Policy/practice recommendations
- Treat internet access as a student wellbeing issue
Universities and policymakers should not treat internet access as merely technical infrastructure. It affects learning, mental health, social connection, access to services, and life satisfaction. - Monitor students’ mental health regularly
Schools should periodically assess students’ mental well-being and provide clear pathways for counseling, referral, and crisis support. - Design low-bandwidth learning requirements
Assignments, lectures, exams, and submissions should not always require high-speed internet. Schools can use text-based, asynchronous, downloadable, and mobile-friendly formats. - Use low-bandwidth mental health support
For students with poor connectivity, telecounseling can use chat-based support, SMS, phone calls, or low-data platforms instead of video-only services. - Create communal internet hubs
Local governments, schools, and private partners can provide safe, shared internet spaces with reliable bandwidth for students from poor households. - Support poor students beyond tuition assistance
Financial aid should consider data costs, devices, electricity, learning materials, and mental health needs. - Advocate for internet access as a right
The paper argues that advocates can push for policies that improve national internet infrastructure and equitable access, especially for poor households and students with mental health challenges.
Glossary of key terms
- Internet access — The ability to connect reliably to the internet. In this study, students rated their connection as stable, somewhat stable, or unstable.
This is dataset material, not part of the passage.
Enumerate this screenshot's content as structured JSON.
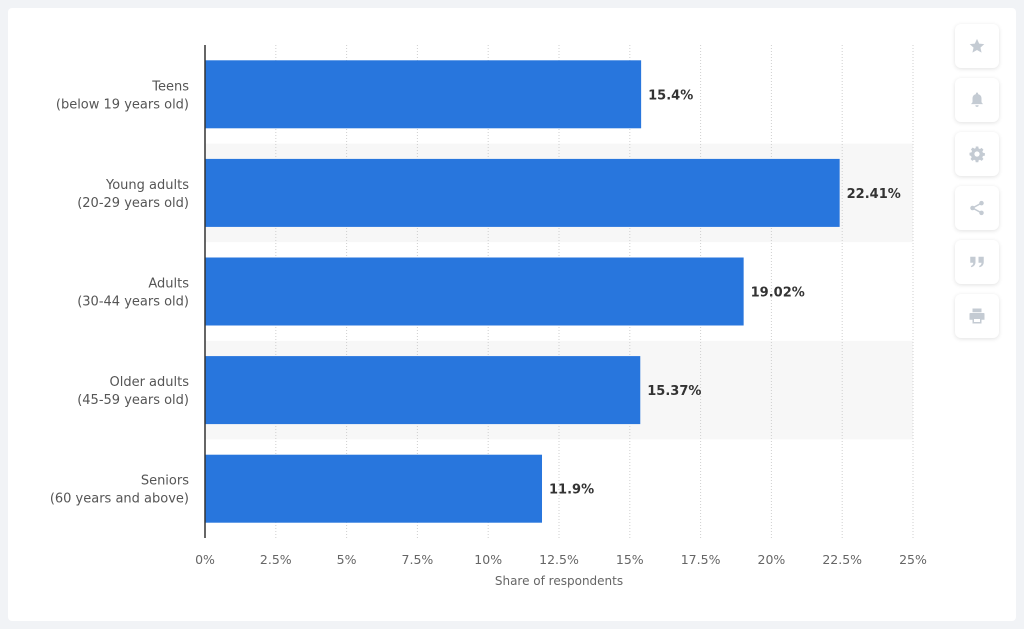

- Digital divide — Unequal access to internet, devices, bandwidth, digital skills, and online resources.
- Income-poor households — Households with very low income; in this study, less than PhP10,000 monthly household income.
- Mental well-being — Positive mental health, including feeling useful, coping with problems, thinking clearly, and maintaining psychological functioning.
- SWEMWBS — Short Warwick–Edinburgh Mental Well-being Scale, used here to measure mental well-being.
- Satisfaction with life — A person’s overall judgment of how satisfied they are with their current life and future direction.
- SWLS — Satisfaction with Life Scale, used here to measure life satisfaction.
- Capability approach — A development framework that focuses on what people are actually able to do and become, not only what resources they possess.
- Capability — A real opportunity or condition that allows people to achieve valued ways of living. In this study, mental health is treated as a capability.
- Functioning — An achieved state of being or doing. In this study, satisfaction with life is treated as a functioning.
- Technological context — The digital environment that shapes people’s opportunities, such as internet access during remote learning.
- Moderation analysis — A statistical method that tests whether one variable changes the strength or direction of the relationship between two other variables.
- Buffering effect — A protective effect where one factor weakens the negative impact of another. Here, stable internet access buffered the relationship between poorer mental health and lower life satisfaction.
- Remote learning — Schooling delivered through online or distance methods instead of face-to-face classes.
- Low-bandwidth support — Learning or counseling methods that work even with weak internet, such as text-based modules, SMS, phone calls, downloadable files, or chat-based counseling.